From The Guardian UK:

Reports of socialism’s death have been greatly exaggerated – its progressive dynamism could be the key to a brighter future

Posted by
Monday 28 May 2012

Even as resistance to global capitalism builds, it tends to be accompanied by gloomy perceptions that grand socialist visions of the future are no longer possible. But there is much more dynamism within the global left than is often perceived, with variegated moves away from tired ideas of all kinds. Left movements in different parts of the world increasingly transcend the traditional socialist paradigm, with its emphasis on centralised government control over an undifferentiated mass of workers, to incorporate more explicit emphasis on the rights and concerns of women, ethnic minorities, tribal communities and other marginalised groups, as well as recognition of ecological constraints and the social necessity of respecting nature.

Seven common threads appear in the emerging left, in what are otherwise distinct political formations and dissimilar socio-economic contexts. These are not always “new” ideas – more often than not, they are old ideas that appear new simply because of the changing context and the collective failure of memory.

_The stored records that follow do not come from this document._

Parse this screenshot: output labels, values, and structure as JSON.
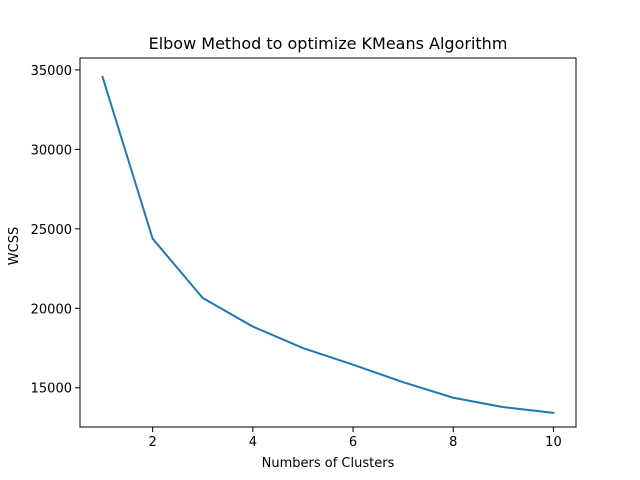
{
  "chart_data": {
    "type": "line",
    "title": "Elbow Method to optimize KMeans Algorithm",
    "xlabel": "Numbers of Clusters",
    "ylabel": "WCSS",
    "xlim": [
      0.55,
      10.45
    ],
    "ylim": [
      12530,
      35750
    ],
    "xticks": [
      2,
      4,
      6,
      8,
      10
    ],
    "yticks": [
      15000,
      20000,
      25000,
      30000,
      35000
    ],
    "grid": false,
    "series": [
      {
        "color": "#1f77b4",
        "x": [
          1,
          2,
          3,
          4,
          5,
          6,
          7,
          8,
          9,
          10
        ],
        "y": [
          34560,
          24380,
          20650,
          18850,
          17500,
          16450,
          15350,
          14370,
          13780,
          13420
        ]
      }
    ]
  }
}
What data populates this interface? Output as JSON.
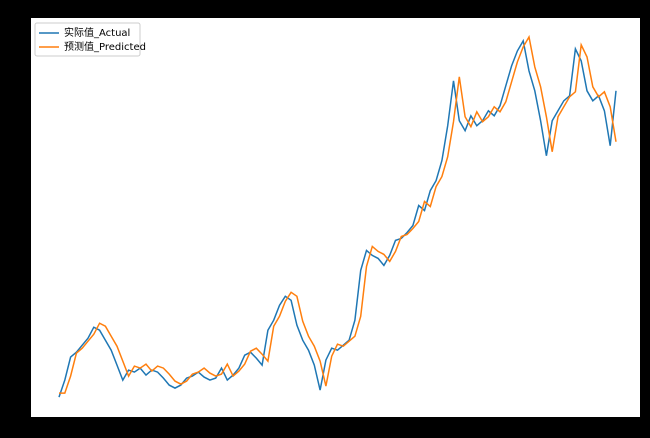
{
  "chart_data": {
    "type": "line",
    "series": [
      {
        "name": "实际值_Actual",
        "color": "#1f77b4",
        "values": [
          20,
          37,
          60,
          65,
          72,
          79,
          90,
          87,
          77,
          67,
          52,
          37,
          47,
          45,
          49,
          42,
          47,
          45,
          39,
          32,
          29,
          32,
          39,
          41,
          45,
          40,
          37,
          39,
          49,
          37,
          42,
          49,
          62,
          65,
          59,
          52,
          87,
          97,
          112,
          121,
          117,
          92,
          77,
          67,
          52,
          27,
          57,
          69,
          67,
          72,
          77,
          97,
          147,
          167,
          162,
          159,
          152,
          162,
          177,
          179,
          185,
          192,
          212,
          207,
          227,
          237,
          257,
          292,
          337,
          297,
          287,
          302,
          292,
          297,
          307,
          302,
          312,
          332,
          352,
          367,
          377,
          347,
          327,
          297,
          262,
          297,
          307,
          317,
          322,
          369,
          357,
          327,
          317,
          322,
          307,
          272,
          327
        ]
      },
      {
        "name": "预测值_Predicted",
        "color": "#ff7f0e",
        "values": [
          24,
          24,
          41,
          64,
          69,
          76,
          83,
          94,
          91,
          81,
          71,
          56,
          41,
          51,
          49,
          53,
          46,
          51,
          49,
          43,
          36,
          33,
          36,
          43,
          45,
          49,
          44,
          41,
          43,
          53,
          41,
          46,
          53,
          66,
          69,
          63,
          56,
          91,
          101,
          116,
          125,
          121,
          96,
          81,
          71,
          56,
          31,
          61,
          73,
          71,
          76,
          81,
          101,
          151,
          171,
          166,
          163,
          156,
          166,
          181,
          183,
          189,
          196,
          216,
          211,
          231,
          241,
          261,
          296,
          341,
          301,
          291,
          306,
          296,
          301,
          311,
          306,
          316,
          336,
          356,
          371,
          381,
          351,
          331,
          301,
          266,
          301,
          311,
          321,
          326,
          373,
          361,
          331,
          321,
          326,
          311,
          276
        ]
      }
    ],
    "ylim": [
      0,
      400
    ],
    "legend": "upper left"
  }
}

The first is the attitude to what constitutes democracy. Unlike earlier socialist formulations, which saw all institutions of the bourgeois state as inherently and deeply tainted, the emerging left has shown a much greater willingness to engage with formal democratic processes such as elections, referendums, laws delivering rights, and judicial processes.

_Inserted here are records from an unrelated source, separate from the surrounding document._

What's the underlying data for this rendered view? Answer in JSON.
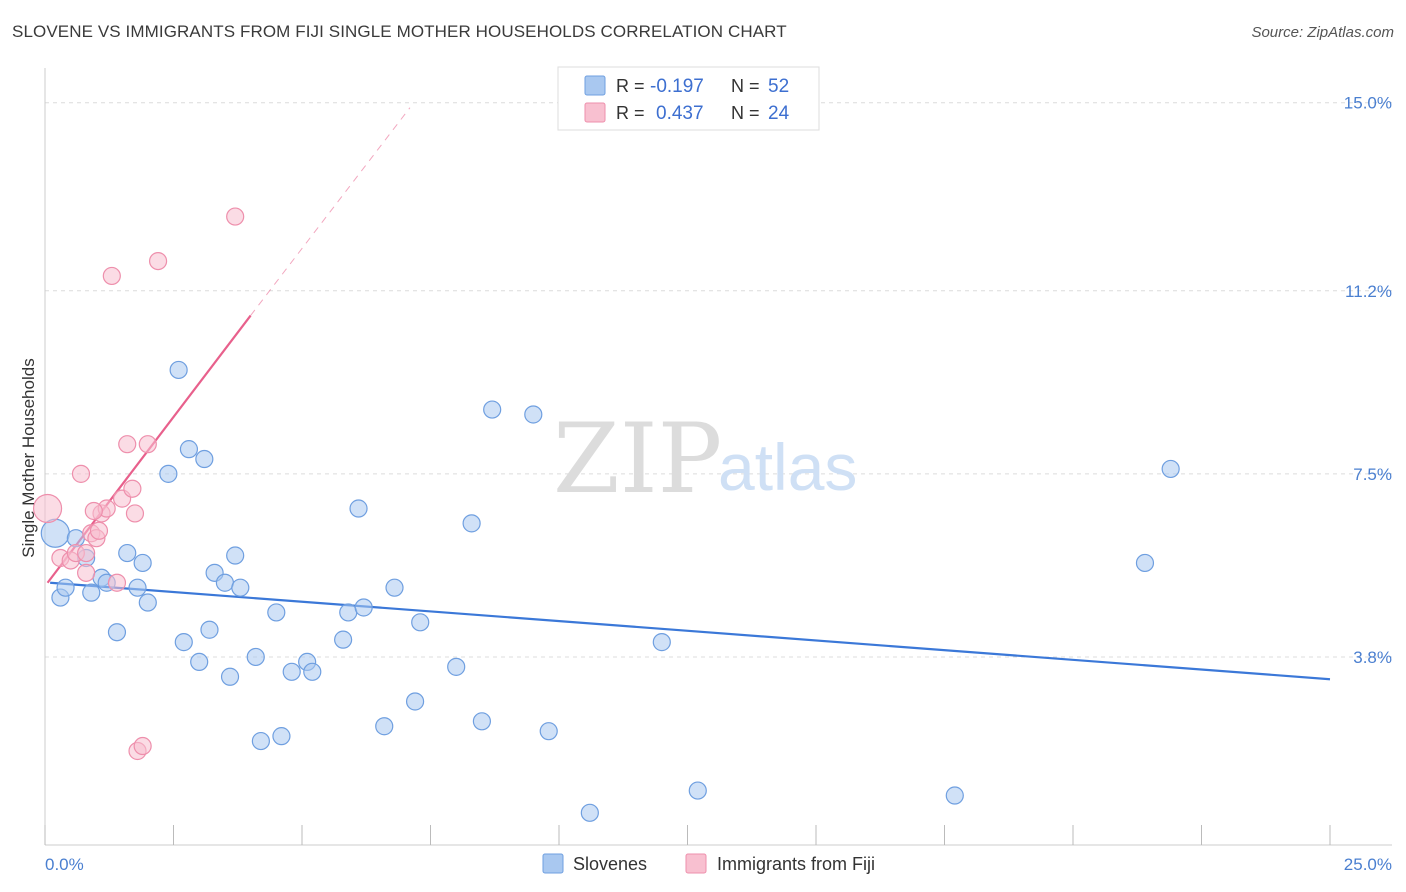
{
  "header": {
    "title": "SLOVENE VS IMMIGRANTS FROM FIJI SINGLE MOTHER HOUSEHOLDS CORRELATION CHART",
    "source": "Source: ZipAtlas.com"
  },
  "watermark": {
    "zip": "ZIP",
    "atlas": "atlas"
  },
  "legend_box": {
    "rows": [
      {
        "r_label": "R =",
        "r_value": "-0.197",
        "n_label": "N =",
        "n_value": "52",
        "color": "#a9c8f0",
        "stroke": "#6f9fe0"
      },
      {
        "r_label": "R =",
        "r_value": "0.437",
        "n_label": "N =",
        "n_value": "24",
        "color": "#f8c0d0",
        "stroke": "#ee8fac"
      }
    ]
  },
  "bottom_legend": [
    {
      "label": "Slovenes",
      "color": "#a9c8f0",
      "stroke": "#6f9fe0"
    },
    {
      "label": "Immigrants from Fiji",
      "color": "#f8c0d0",
      "stroke": "#ee8fac"
    }
  ],
  "chart_data": {
    "type": "scatter",
    "title": "SLOVENE VS IMMIGRANTS FROM FIJI SINGLE MOTHER HOUSEHOLDS CORRELATION CHART",
    "xlabel": "",
    "ylabel": "Single Mother Households",
    "xlim": [
      0,
      25
    ],
    "ylim": [
      0,
      15.5
    ],
    "x_tick_labels": [
      "0.0%",
      "25.0%"
    ],
    "y_ticks": [
      3.8,
      7.5,
      11.2,
      15.0
    ],
    "y_tick_labels": [
      "3.8%",
      "7.5%",
      "11.2%",
      "15.0%"
    ],
    "grid": true,
    "legend_position": "top-center",
    "series": [
      {
        "name": "Slovenes",
        "color": "#a9c8f0",
        "stroke": "#6f9fe0",
        "trend_color": "#3b78d8",
        "trend": {
          "x": [
            0.1,
            25.0
          ],
          "y": [
            5.3,
            3.35
          ]
        },
        "points": [
          [
            0.2,
            6.3
          ],
          [
            0.3,
            5.0
          ],
          [
            0.4,
            5.2
          ],
          [
            0.6,
            6.2
          ],
          [
            0.8,
            5.8
          ],
          [
            0.9,
            5.1
          ],
          [
            1.1,
            5.4
          ],
          [
            1.2,
            5.3
          ],
          [
            1.4,
            4.3
          ],
          [
            1.6,
            5.9
          ],
          [
            1.8,
            5.2
          ],
          [
            1.9,
            5.7
          ],
          [
            2.0,
            4.9
          ],
          [
            2.4,
            7.5
          ],
          [
            2.6,
            9.6
          ],
          [
            2.7,
            4.1
          ],
          [
            2.8,
            8.0
          ],
          [
            3.0,
            3.7
          ],
          [
            3.1,
            7.8
          ],
          [
            3.2,
            4.35
          ],
          [
            3.3,
            5.5
          ],
          [
            3.5,
            5.3
          ],
          [
            3.6,
            3.4
          ],
          [
            3.7,
            5.85
          ],
          [
            3.8,
            5.2
          ],
          [
            4.1,
            3.8
          ],
          [
            4.2,
            2.1
          ],
          [
            4.5,
            4.7
          ],
          [
            4.6,
            2.2
          ],
          [
            4.8,
            3.5
          ],
          [
            5.1,
            3.7
          ],
          [
            5.2,
            3.5
          ],
          [
            5.8,
            4.15
          ],
          [
            5.9,
            4.7
          ],
          [
            6.1,
            6.8
          ],
          [
            6.2,
            4.8
          ],
          [
            6.6,
            2.4
          ],
          [
            6.8,
            5.2
          ],
          [
            7.2,
            2.9
          ],
          [
            7.3,
            4.5
          ],
          [
            8.0,
            3.6
          ],
          [
            8.3,
            6.5
          ],
          [
            8.5,
            2.5
          ],
          [
            8.7,
            8.8
          ],
          [
            9.5,
            8.7
          ],
          [
            9.8,
            2.3
          ],
          [
            10.6,
            0.65
          ],
          [
            12.0,
            4.1
          ],
          [
            12.7,
            1.1
          ],
          [
            17.7,
            1.0
          ],
          [
            21.4,
            5.7
          ],
          [
            21.9,
            7.6
          ]
        ]
      },
      {
        "name": "Immigrants from Fiji",
        "color": "#f8c0d0",
        "stroke": "#ee8fac",
        "trend_color": "#e8608c",
        "trend": {
          "x": [
            0.05,
            4.0
          ],
          "y": [
            5.3,
            10.7
          ]
        },
        "trend_ext": {
          "x": [
            4.0,
            7.1
          ],
          "y": [
            10.7,
            14.9
          ]
        },
        "points": [
          [
            0.05,
            6.8
          ],
          [
            0.3,
            5.8
          ],
          [
            0.5,
            5.75
          ],
          [
            0.6,
            5.9
          ],
          [
            0.7,
            7.5
          ],
          [
            0.8,
            5.5
          ],
          [
            0.9,
            6.3
          ],
          [
            1.0,
            6.2
          ],
          [
            1.1,
            6.7
          ],
          [
            1.2,
            6.8
          ],
          [
            1.3,
            11.5
          ],
          [
            1.4,
            5.3
          ],
          [
            1.5,
            7.0
          ],
          [
            1.6,
            8.1
          ],
          [
            1.7,
            7.2
          ],
          [
            1.75,
            6.7
          ],
          [
            1.8,
            1.9
          ],
          [
            1.9,
            2.0
          ],
          [
            2.0,
            8.1
          ],
          [
            2.2,
            11.8
          ],
          [
            3.7,
            12.7
          ],
          [
            0.8,
            5.9
          ],
          [
            1.05,
            6.35
          ],
          [
            0.95,
            6.75
          ]
        ]
      }
    ]
  }
}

Radical governments in Latin America derive their legitimacy from ballot boxes, and in other countries the emerging left is often the greatest champion of formal democratic institutions, the most concerned about their corruption and manipulation by entrenched interests and corporate power. There is strong support for new democratic experiments in popular deliberation and consensus building, and greater rejection of top-down models of party organisation, with respect for a plurality of opinions within the left.

The second relatively “new” feature is the rejection of overcentralisation. The centralising, homogenising state was a central element of actually existing socialism throughout much of the 20th century. Of course, there are good reasons for the socialist celebration of largeness: the need for social co-ordination of investment, especially large-scale investment, as well as state direction of the redistribution of wealth and income. But the new aim is to find the right balance between large and small, according to context. There is greater emphasis on the need to generate or enhance the viability of small-scale production, and a reaction against past attempts at centralised control over all aspects of material life, which have been experienced as rigid, inflexible, hierarchical and lacking in accountability.